8/10 2 points off for that blue cloche.
Now here’s a dress I do like. Lovely colours and an interesting construction with great use of drape. I love the combination of soft drape and angular lines. 9/10
I love deco but I’m not won over by this dress. The soft drape seems to be fighting against the angular piecing somehow. I love blue but I’m not sure about the green contrast – perhaps white would have been more striking? I should love it but I merely sort of like it. 4 out of 10 from me.
Nope. NOPE. Imagine a real person showing up to a coffee date with that on. They would look like they’re wearing a boy’s duvet cover. 1/10.
I adore the 20s. I have a 20s body, making me so sad looking at the lush 18th and 19th-century dresses that would look awful on me! But then oh irony! At 4 months pregnant, I have the Regency shape I’ve wanted for so long, and then we get a Rate The Dress from the very decade my body just left!
So, I’m a little bitter, although mostly it’s just play. I have strong feelings about patterns belonging only on pyjamas (another 1920s invention), so I love the use of color blocking. But I’ve always disliked the awkward period of blouson tops on dropped waists.
Hmmm….8/10 because I mostly love it.
I really like the orange one, with the little bits of piping and the flashes of yellow in the pleats on the scarf thingy and lining of whatever that garment she’s holding is supposed to be.

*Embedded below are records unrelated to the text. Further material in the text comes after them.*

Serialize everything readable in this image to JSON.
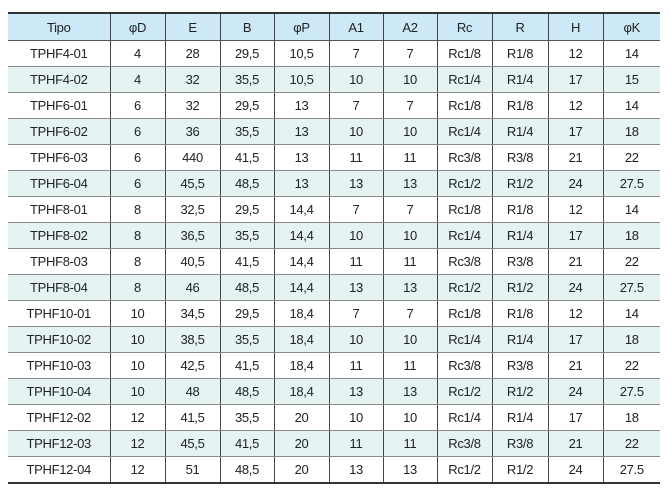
{
  "colors": {
    "header_bg": "#cde9f8",
    "alt_row_bg": "#e5f4f3"
  },
  "headers": [
    "Tipo",
    "φD",
    "E",
    "B",
    "φP",
    "A1",
    "A2",
    "Rc",
    "R",
    "H",
    "φK"
  ],
  "rows": [
    [
      "TPHF4-01",
      "4",
      "28",
      "29,5",
      "10,5",
      "7",
      "7",
      "Rc1/8",
      "R1/8",
      "12",
      "14"
    ],
    [
      "TPHF4-02",
      "4",
      "32",
      "35,5",
      "10,5",
      "10",
      "10",
      "Rc1/4",
      "R1/4",
      "17",
      "15"
    ],
    [
      "TPHF6-01",
      "6",
      "32",
      "29,5",
      "13",
      "7",
      "7",
      "Rc1/8",
      "R1/8",
      "12",
      "14"
    ],
    [
      "TPHF6-02",
      "6",
      "36",
      "35,5",
      "13",
      "10",
      "10",
      "Rc1/4",
      "R1/4",
      "17",
      "18"
    ],
    [
      "TPHF6-03",
      "6",
      "440",
      "41,5",
      "13",
      "11",
      "11",
      "Rc3/8",
      "R3/8",
      "21",
      "22"
    ],
    [
      "TPHF6-04",
      "6",
      "45,5",
      "48,5",
      "13",
      "13",
      "13",
      "Rc1/2",
      "R1/2",
      "24",
      "27.5"
    ],
    [
      "TPHF8-01",
      "8",
      "32,5",
      "29,5",
      "14,4",
      "7",
      "7",
      "Rc1/8",
      "R1/8",
      "12",
      "14"
    ],
    [
      "TPHF8-02",
      "8",
      "36,5",
      "35,5",
      "14,4",
      "10",
      "10",
      "Rc1/4",
      "R1/4",
      "17",
      "18"
    ],
    [
      "TPHF8-03",
      "8",
      "40,5",
      "41,5",
      "14,4",
      "11",
      "11",
      "Rc3/8",
      "R3/8",
      "21",
      "22"
    ],
    [
      "TPHF8-04",
      "8",
      "46",
      "48,5",
      "14,4",
      "13",
      "13",
      "Rc1/2",
      "R1/2",
      "24",
      "27.5"
    ],
    [
      "TPHF10-01",
      "10",
      "34,5",
      "29,5",
      "18,4",
      "7",
      "7",
      "Rc1/8",
      "R1/8",
      "12",
      "14"
    ],
    [
      "TPHF10-02",
      "10",
      "38,5",
      "35,5",
      "18,4",
      "10",
      "10",
      "Rc1/4",
      "R1/4",
      "17",
      "18"
    ],
    [
      "TPHF10-03",
      "10",
      "42,5",
      "41,5",
      "18,4",
      "11",
      "11",
      "Rc3/8",
      "R3/8",
      "21",
      "22"
    ],
    [
      "TPHF10-04",
      "10",
      "48",
      "48,5",
      "18,4",
      "13",
      "13",
      "Rc1/2",
      "R1/2",
      "24",
      "27.5"
    ],
    [
      "TPHF12-02",
      "12",
      "41,5",
      "35,5",
      "20",
      "10",
      "10",
      "Rc1/4",
      "R1/4",
      "17",
      "18"
    ],
    [
      "TPHF12-03",
      "12",
      "45,5",
      "41,5",
      "20",
      "11",
      "11",
      "Rc3/8",
      "R3/8",
      "21",
      "22"
    ],
    [
      "TPHF12-04",
      "12",
      "51",
      "48,5",
      "20",
      "13",
      "13",
      "Rc1/2",
      "R1/2",
      "24",
      "27.5"
    ]
  ]
}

The blue/green looks heavy and overdone by comparison. Meh. 5/10
I’m fairly certain that I’m too round to make 1920’s styles look good, so I’m also fairly certain that had I been around in the 1920’s, trying to wear the trendy shapes of the day, I would have rejoiced to have a drapey/swing-y coat to wear over my dresses. I love the scarf/tie in the front of the dress too. It looks like it’s attached, so no worries about losing it. That being said, it still wouldn’t be the best dress I could possibly wear. Also, that particular shade of blue always manages to make my skin look red and blotchy. As an advertisement, it totally works, but as a dress to be worn, I’d have to give it just 5/10 (including the extra point for the coat)
The orange ensemble I love definitely.
On a lovely lady with a light sun tan, willowy figure, chestnut brown hair & gorgeous gaudy hazel or brown eyes.
The blue & green with all the angular piecing- eh even on her waif figure it’s just too many folds & dangly bits. Looks a tad like a set of raggedy curtains over even more raggedy curtains. So 2/10.
I’m afraid my figure is to much like Mae West to pull this drop waisted 20’s shift stuff off.
Uh, looks like a parachuter come back from the landing field, aviation hat and all. The shoes are cute though, 3/10
lol
Those colours are hideous! The cut is uninteresting, and the hat is an awful shape.
The shoes are cute though, and some of the details are okay. None of this makes the colours any less hideous. This is the sort of colour combination you see on school supplies. It really don’t belong on a dress.
2/10
At least the floor tiles are cool.
I like it. 8/10. It’s hard to say whether I like it objectively or whether I would just like to wear it, but the swoopiness is appealing to me combined with the interplay of all those triangles… Those lines might work well on someone tall with relatively broad shoulders like me.